Несмотря на подобные характеристики, можно отметить, что до определенного момента Ежов не выделялся из когорты сталинских высокопоставленных чиновников. Обычными были его политическая биография и административная деятельность на доверенных постах.

Н. И. Ежов родился в 1895 г. в Петербурге, в рабочей семье. Не получив образования (в анкете, заполненной после ареста в 1939 г. в графе об образовании он написал: «незаконченное низшее»), как и многие его сверстники рано начал трудиться. С 14 лет работал учеником портного, потом на Путиловском заводе. В годы Первой мировой войны был призван в армию. Служил на Северном фронте, работал слесарем в артиллерийских мастерских. В мае 1917 г. вступил в партию большевиков. Был комиссаром одной из тыловых частей в Витебске. В годы Гражданской войны назначался комиссаром ряда красноармейских частей. В Казани попал на работу в Татарский обком РКП(б). В августе 1921 г. был отозван на работу в Москву, где, по предположению Б. Султанбекова, Ежов мог найти поддержку у некоторых работников ЦК (например, Л. М. Кагановича или М. М. Хатаевича), с которыми познакомился еще в Белоруссии[658]. В начале 1922 г. Ежов был назначен секретарем Марийского обкома партии, еще через год — секретарем Семипалатинского губкома, а в 1925 г. — заведующим организационным отделом Казахского крайкома партии.

Многие из тех, кто сталкивался с Ежовым в этот период, сохранили о нем благоприятные впечатления. Советский писатель Юрий Домбровский (сам переживший несколько арестов, лагеря и ссылки) вспоминал: «Три моих следствия из четырех проходили в Алма-Ате, в Казахстане, а Ежов долго был секретарем одного из казахстанских обкомов (Семипалатинского). Многие из моих современников, особенно партийцев, с ним сталкивались по работе или лично. Так вот, не было ни одного, который сказал бы о нем плохо. Это был отзывчивый, гуманный, мягкий, тактичный человек […] Любое неприятное личное дело он обязательно старался решить келейно, спустить на тормозах. Повторяю: это общий отзыв. Так неужели все лгали? Ведь разговаривали мы уже после падения «кровавого карлика». Многие его так и называли «кровавый карлик». И действительно, вряд ли был в истории человек кровавее его»[659]. О том же пишет А. М. Ларина (Бухарина): «Мне, в частности, хорошо запомнился ссыльный учитель, казах Ажгиреев, встретившийся на моем жизненном пути в сибирской ссылке. Он близко познакомился с Ежовым во время работы того в Казахстане и выражал полное недоумение по поводу его страшной карьеры […] Он часто подсаживался ко мне и заводил разговор о Ежове: “Что с ним случилось, Анна Михайловна? Говорят, он уже не человек, а зверь! Я дважды писал ему о своей невиновности — ответа нет. А когда-то он отзывался и на любую малозначительную просьбу, всегда чем мог помогал»[660].

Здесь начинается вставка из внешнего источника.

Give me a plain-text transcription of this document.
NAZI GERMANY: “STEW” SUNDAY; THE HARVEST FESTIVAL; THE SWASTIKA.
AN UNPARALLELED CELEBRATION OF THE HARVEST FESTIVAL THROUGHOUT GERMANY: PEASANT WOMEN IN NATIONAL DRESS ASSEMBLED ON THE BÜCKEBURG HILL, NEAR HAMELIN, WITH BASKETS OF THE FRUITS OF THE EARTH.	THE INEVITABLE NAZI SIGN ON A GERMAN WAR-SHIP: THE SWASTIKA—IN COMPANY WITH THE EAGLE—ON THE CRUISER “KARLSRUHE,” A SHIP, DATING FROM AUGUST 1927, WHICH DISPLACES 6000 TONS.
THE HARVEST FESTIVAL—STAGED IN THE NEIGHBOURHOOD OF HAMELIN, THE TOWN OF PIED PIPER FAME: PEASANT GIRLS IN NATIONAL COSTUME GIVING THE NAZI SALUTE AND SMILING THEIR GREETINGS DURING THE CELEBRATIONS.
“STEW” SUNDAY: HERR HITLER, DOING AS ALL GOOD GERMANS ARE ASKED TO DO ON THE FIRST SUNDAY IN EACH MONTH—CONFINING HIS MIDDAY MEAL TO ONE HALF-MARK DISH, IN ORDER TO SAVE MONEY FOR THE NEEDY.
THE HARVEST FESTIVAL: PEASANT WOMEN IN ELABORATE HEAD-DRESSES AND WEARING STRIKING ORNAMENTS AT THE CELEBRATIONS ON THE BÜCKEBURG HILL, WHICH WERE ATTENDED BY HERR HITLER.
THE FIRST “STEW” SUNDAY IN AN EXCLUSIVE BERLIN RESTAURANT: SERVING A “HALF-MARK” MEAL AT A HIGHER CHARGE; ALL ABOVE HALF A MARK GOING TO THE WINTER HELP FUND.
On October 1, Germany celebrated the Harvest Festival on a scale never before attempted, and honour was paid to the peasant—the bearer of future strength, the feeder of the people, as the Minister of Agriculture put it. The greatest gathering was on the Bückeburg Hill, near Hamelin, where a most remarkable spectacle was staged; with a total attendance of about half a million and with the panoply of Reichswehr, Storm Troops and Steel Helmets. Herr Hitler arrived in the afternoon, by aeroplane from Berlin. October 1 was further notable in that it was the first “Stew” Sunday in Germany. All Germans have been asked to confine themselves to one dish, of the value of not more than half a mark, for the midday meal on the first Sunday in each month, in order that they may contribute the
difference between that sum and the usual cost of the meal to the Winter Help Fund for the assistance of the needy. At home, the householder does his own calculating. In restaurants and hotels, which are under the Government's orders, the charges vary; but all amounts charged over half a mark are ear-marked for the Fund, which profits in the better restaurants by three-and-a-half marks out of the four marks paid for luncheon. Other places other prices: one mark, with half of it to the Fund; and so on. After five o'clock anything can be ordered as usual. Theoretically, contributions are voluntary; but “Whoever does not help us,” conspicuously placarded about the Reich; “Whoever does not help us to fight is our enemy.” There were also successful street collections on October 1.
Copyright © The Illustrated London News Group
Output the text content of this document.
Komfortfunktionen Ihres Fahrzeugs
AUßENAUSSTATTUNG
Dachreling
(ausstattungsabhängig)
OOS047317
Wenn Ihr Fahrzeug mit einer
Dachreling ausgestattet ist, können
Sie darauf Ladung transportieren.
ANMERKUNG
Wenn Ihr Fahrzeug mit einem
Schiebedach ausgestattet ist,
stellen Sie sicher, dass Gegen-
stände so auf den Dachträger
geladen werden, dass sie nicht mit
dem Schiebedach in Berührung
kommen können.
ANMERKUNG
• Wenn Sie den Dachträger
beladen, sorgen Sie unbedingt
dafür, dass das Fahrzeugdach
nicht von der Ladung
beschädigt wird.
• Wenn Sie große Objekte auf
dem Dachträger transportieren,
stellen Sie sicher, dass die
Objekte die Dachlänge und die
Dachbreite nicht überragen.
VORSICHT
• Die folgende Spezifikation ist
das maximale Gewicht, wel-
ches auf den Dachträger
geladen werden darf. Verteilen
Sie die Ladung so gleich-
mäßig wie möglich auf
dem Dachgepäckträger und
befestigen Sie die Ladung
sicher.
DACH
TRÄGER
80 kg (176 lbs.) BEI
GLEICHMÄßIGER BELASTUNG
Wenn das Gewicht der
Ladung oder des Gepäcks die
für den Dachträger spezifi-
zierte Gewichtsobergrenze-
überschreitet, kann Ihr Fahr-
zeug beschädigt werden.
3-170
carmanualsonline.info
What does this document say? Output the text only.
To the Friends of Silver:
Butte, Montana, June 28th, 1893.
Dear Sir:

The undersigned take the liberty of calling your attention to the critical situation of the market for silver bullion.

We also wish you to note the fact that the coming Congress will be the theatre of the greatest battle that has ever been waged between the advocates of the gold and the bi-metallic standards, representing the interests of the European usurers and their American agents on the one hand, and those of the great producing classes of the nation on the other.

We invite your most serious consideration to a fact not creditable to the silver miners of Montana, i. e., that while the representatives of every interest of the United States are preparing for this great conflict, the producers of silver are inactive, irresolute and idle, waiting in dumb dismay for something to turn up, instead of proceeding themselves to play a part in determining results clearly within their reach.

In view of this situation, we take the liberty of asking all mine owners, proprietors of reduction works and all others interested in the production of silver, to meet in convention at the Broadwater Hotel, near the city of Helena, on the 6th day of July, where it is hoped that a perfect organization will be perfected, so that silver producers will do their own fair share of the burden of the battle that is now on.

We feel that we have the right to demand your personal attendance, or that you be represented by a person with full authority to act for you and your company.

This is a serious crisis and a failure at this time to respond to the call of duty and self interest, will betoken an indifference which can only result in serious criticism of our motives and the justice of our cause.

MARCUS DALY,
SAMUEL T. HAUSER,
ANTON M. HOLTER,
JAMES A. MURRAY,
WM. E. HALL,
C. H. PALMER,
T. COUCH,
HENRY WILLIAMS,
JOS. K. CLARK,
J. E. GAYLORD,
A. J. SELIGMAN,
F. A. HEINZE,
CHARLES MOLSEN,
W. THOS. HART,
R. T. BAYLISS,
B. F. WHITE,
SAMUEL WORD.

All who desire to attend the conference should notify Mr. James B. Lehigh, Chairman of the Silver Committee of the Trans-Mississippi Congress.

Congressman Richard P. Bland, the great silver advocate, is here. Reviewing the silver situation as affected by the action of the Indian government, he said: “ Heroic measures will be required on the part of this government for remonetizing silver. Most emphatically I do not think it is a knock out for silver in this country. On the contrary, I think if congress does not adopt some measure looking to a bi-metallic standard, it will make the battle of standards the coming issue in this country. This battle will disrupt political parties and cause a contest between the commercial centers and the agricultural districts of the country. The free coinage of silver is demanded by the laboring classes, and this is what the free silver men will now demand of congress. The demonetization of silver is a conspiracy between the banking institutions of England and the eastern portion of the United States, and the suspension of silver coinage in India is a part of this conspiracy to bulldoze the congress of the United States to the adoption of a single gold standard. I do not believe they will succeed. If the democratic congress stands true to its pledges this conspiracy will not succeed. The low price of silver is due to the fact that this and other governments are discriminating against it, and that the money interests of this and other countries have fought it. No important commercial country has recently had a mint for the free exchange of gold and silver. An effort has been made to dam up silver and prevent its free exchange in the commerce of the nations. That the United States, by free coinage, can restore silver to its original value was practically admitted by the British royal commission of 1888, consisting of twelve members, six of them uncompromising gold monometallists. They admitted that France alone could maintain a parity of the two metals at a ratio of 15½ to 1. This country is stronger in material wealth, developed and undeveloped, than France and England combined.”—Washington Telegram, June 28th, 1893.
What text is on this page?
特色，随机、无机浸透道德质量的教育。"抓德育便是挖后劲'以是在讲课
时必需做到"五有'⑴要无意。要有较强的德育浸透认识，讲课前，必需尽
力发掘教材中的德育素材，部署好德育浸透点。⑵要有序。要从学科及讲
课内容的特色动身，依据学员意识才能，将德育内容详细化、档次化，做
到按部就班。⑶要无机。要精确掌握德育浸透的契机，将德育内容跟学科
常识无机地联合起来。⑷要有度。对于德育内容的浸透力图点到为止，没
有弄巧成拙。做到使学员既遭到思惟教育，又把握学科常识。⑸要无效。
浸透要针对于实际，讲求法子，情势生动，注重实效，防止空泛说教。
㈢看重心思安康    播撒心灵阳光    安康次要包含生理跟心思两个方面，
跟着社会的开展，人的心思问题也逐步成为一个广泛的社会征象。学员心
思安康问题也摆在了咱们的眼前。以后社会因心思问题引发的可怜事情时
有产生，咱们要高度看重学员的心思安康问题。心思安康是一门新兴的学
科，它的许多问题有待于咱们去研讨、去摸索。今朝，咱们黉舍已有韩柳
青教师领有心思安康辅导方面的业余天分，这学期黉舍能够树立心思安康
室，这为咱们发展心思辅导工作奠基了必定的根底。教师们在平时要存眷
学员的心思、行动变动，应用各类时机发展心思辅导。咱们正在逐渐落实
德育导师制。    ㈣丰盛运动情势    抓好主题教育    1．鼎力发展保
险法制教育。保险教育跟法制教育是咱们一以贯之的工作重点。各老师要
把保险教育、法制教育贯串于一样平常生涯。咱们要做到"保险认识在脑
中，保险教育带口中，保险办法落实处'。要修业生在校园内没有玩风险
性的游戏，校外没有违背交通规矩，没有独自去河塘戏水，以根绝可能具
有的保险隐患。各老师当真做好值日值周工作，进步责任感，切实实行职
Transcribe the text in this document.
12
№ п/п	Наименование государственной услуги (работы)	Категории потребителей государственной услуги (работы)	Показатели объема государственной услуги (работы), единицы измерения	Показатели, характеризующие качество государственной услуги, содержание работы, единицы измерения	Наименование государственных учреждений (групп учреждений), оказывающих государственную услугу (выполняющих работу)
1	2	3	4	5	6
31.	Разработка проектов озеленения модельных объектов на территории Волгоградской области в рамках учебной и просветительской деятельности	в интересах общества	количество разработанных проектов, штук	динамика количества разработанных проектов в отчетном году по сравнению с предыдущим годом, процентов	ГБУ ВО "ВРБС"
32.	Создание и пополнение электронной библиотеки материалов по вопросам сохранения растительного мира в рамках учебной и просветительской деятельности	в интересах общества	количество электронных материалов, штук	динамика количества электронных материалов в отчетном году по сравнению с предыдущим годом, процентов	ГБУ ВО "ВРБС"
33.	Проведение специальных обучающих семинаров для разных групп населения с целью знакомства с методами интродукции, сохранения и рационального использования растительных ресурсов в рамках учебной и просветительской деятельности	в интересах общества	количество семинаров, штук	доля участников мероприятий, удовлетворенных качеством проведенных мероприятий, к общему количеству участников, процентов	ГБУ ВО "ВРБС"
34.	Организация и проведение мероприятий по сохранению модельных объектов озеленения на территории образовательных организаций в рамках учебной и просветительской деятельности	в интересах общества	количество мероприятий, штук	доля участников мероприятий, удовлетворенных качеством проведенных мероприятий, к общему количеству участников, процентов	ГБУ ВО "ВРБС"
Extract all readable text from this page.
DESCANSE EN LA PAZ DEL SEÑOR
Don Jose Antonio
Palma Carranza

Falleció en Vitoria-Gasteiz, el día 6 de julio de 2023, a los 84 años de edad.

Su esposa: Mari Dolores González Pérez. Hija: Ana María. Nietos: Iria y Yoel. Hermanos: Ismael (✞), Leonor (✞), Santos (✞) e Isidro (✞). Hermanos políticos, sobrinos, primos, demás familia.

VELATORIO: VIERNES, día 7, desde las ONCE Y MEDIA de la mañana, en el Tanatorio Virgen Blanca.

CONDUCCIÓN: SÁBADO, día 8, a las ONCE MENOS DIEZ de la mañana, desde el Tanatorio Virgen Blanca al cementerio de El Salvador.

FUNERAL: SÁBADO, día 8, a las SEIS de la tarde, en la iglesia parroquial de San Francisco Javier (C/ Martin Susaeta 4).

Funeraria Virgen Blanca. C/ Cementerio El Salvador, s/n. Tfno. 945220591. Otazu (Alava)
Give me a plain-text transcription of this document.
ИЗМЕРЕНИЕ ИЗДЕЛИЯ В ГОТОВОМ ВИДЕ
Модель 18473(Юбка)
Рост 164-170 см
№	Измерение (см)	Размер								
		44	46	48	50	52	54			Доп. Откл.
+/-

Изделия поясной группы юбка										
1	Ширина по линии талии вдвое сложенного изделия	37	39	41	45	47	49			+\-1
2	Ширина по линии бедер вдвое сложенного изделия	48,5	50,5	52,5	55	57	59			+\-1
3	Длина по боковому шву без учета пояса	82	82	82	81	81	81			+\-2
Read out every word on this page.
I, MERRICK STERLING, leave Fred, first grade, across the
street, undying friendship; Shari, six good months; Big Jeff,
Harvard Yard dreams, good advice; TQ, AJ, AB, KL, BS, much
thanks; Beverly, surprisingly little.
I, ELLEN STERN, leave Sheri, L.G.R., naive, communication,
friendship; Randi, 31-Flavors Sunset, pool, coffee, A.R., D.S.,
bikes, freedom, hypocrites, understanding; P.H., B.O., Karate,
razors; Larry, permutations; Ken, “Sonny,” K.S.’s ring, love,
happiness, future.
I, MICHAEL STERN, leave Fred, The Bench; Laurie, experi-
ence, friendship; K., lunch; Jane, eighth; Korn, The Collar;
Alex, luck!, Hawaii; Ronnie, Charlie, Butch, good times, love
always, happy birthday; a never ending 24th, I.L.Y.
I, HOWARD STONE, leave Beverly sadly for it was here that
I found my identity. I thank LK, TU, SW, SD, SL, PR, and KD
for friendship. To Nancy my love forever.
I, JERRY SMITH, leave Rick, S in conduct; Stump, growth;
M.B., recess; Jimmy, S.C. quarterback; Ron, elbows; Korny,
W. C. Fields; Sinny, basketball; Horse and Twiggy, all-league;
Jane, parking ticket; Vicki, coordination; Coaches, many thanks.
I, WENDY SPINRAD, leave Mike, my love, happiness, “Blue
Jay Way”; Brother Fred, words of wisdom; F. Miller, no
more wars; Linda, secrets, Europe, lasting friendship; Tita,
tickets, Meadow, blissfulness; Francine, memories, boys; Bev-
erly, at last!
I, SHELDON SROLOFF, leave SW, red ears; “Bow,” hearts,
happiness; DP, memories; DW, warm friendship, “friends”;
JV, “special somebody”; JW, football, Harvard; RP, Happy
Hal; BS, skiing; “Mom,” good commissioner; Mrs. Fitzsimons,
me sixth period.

В 1927 г. Ежов попал в аппарат ЦК ВКП(б) в Москву. В 1929–1930 гг. работал заместителем наркома земледелия СССР (это был период насильственной коллективизации и массового «раскулачивания», к чему Ежов приложил руку). Затем вновь был возвращен в ЦК, где занимал важные посты заведующего отделом распределения административно-хозяйственных и профсоюзных кадров, затем заведующего промышленным отделом. Непосредственным начальником Ежова в ЦК был Л. М. Каганович. Именно по его представлению 25 ноября 1930 г. Политбюро приняло специальное решение о Ежове: ему разрешили присутствовать на заседаниях Политбюро и получать «все материалы, рассылаемые членам и кандидатам ЦК»[661].

По свидетельствам некоторых современников, Ежов в этот начальный период своей карьеры в ЦК не выделялся какой-либо особой кровожадностью[662]. Американский историк Р. Терстон, изучавший репрессии 1930-х годов на промышленных предприятиях, высказал предположение, что жизненный опыт Ежова, работавшего в металлопромышленности Петербурга в начале века, в период усиления конфликтов между рабочими и владельцами заводов, мог оказать определенное влияние на активность органов НКВД, которые организовывали многочисленные дела против руководителей предприятий[663]. Однако деятельность Ежова в качестве руководителя отдела, ведавшего кадрами в ЦК ВКП(б), не дает оснований подозревать его в особых «антиспецовских» настроениях. Более того, документы показывают, что несколько раз Ежов выступал инициатором акций в защиту хозяйственников. Например, в ноябре 1932 г. по инициативе распределительного отдела ЦК ВКП(б) был поставлен вопрос об огромной текучести кадров в угольной промышленности. Обследования, проведенные подчиненными Ежова, показали, что невыполнение программы угледобычи было прямо связано с частой сменяемостью руководителей шахт. В среднем начальник и главный инженер рудоуправлений имели стаж работы на одном месте 6 месяцев, а заведующие шахтами — 3–3,5 месяца, в то время как для нормальной работы требовалось провести на предприятии несколько лет. Ежов подготовил по этому поводу специальную записку[664], по которой 19 января 1933 г. вопрос был рассмотрен на заседании Оргбюро ЦК ВКП(б). В принятом решении был установлен новый порядок назначения и смещения руководителей угольных предприятий — управляющих трестами только с разрешения ЦК ВКП(б), их заместителей — приказом наркома тяжелой промышленности, управляющих шахтами — приказом управляющих трестами и т. д. В целом, ставилась задача добиться, чтобы командный состав работал на одном месте не менее 3–4 лет[665].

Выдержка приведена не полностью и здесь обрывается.